The Board of Sedimentary will meet as soon as possible to
consider the offer and will provide further advice to shareholders
in due course.
In the meantime, shareholders are strongly advised to take no
action in relation to the offer.

Presently trading at 29 cents


----------



## jollyfrog (14 July 2006)

WELL this is a interesting one! 8.5 mil traded today! Stock has jumped from .20c To .29c due to a takeover offer from Auselect!  A major shareholder Lion Select is considering taking up the offer, however directors from sed are recommending doing nothing at this stage! Definetly one to WATCH! GOOD LUCK! guys & gals


----------



## Absolutely (14 July 2006)

I'd like to know if it is worth buying in at the current level.

Is it likely that the company will reject the offer then takeover bidder will have to up the price ? Is that how it works ?

This stock was recommended on this site only yesterday and I put it on my watchlistr.
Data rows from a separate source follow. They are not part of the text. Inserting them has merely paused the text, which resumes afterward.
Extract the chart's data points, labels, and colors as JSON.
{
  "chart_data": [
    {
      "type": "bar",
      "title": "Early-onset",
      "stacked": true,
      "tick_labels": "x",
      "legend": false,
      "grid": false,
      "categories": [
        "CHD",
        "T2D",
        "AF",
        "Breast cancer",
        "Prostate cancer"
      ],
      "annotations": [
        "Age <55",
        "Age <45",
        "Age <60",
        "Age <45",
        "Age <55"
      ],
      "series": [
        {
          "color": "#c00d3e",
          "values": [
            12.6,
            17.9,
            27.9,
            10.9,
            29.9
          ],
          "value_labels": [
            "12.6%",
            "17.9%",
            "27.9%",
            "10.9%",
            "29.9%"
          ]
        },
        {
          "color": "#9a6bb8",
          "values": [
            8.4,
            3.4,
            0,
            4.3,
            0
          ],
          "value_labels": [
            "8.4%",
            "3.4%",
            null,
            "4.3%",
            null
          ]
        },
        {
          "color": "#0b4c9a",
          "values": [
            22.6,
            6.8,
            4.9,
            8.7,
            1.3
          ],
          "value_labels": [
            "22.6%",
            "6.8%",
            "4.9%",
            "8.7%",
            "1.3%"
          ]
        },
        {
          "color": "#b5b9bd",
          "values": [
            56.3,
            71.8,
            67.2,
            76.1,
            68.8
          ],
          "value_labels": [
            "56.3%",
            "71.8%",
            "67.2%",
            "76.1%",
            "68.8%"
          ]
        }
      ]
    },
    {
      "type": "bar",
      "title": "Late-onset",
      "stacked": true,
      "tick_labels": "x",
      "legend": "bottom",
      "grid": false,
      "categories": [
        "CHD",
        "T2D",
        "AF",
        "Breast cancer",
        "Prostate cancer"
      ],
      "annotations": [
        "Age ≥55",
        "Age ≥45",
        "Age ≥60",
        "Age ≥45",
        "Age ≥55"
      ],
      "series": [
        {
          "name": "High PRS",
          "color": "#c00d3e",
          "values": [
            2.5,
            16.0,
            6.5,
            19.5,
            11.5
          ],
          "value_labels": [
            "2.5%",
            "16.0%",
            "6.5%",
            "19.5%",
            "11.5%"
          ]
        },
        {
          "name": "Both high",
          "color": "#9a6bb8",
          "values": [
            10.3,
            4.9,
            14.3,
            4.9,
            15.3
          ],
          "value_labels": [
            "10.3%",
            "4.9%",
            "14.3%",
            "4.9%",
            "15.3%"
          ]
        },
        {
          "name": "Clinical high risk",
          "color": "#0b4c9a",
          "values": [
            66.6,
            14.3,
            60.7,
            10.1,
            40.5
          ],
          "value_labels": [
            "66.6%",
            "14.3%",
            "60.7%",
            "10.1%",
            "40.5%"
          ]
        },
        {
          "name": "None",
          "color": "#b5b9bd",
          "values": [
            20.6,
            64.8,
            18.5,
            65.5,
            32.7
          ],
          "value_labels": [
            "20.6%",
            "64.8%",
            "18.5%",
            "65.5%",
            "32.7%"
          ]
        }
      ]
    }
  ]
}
Shoulda bought.


----------



## daa (14 July 2006)

yea me too...would like to know how far this has to go?


----------



## NettAssets (14 July 2006)

Thanks to parmigianich 

for the tip a couple of days ago in the AUM thread 
John


----------



## parmigianich (17 July 2006)

Gruezi
I have had private messages from a few people now thanking me for the recommendation.  I really didn't expect that anyone would have bought on my advise at all, even more so given the little amount of time they had before the announcement of the takeover offer.  40% in 24 hours isn't too bad is it. lol.

As for how far this has to run..  well they do say that the first offer is rarely the last and a lot of shares were bought Friday @$0.29- $0.295c.  Newcrest may just decide they would prefer to have a 100% stake in Cracow rather than a new partner and come out with a higher bid.  Though I couldn't imagine a bidding war taking place.  SED may even release some promising exploration results or just come straight out suggesting the company is potentially worth significantly more than the offer.  Maybe AuSelect will be forced to add a sweetener to their initial offer or maybe they will drop out.  Maybe there is another 10/ 15% to be had for SED shareholders or maybe the current offer will fail without any subsequent bids and SED shares will drop a few cents or maybe the offer will pass as is.  Who knows.


----------



## daa (17 July 2006)

thanx parmigianich for the info...i guess we will just have to wait n c...i would like to see a bidding war taking place...it will b my first... 
as to newcrest...u said in the aum post the mine was to small for newcrest to have interest...?anyway goodluck to all holders


----------



## x2rider (24 July 2006)

Hi folks 
 Just read the lastest results that came after the market closed today . They looked like there were some good increases in minerals . 
 Does anybody think that this new announcement will see the board of SED turning down the offer ?
 Really just after a lead . It has started to drift lowerr and am not sure why if there is an offer on the table . I'm not holding much butwas looking for a bit of upside that hasn't come 
 Thanks Martin


----------



## parmigianich (1 August 2006)

From letter to shareholders released today
"The board and its advisors are in discussion with other parties interested in
Sedimentary. There is a prospect that one of these parties may make an alternative offer for Sedimentary".


----------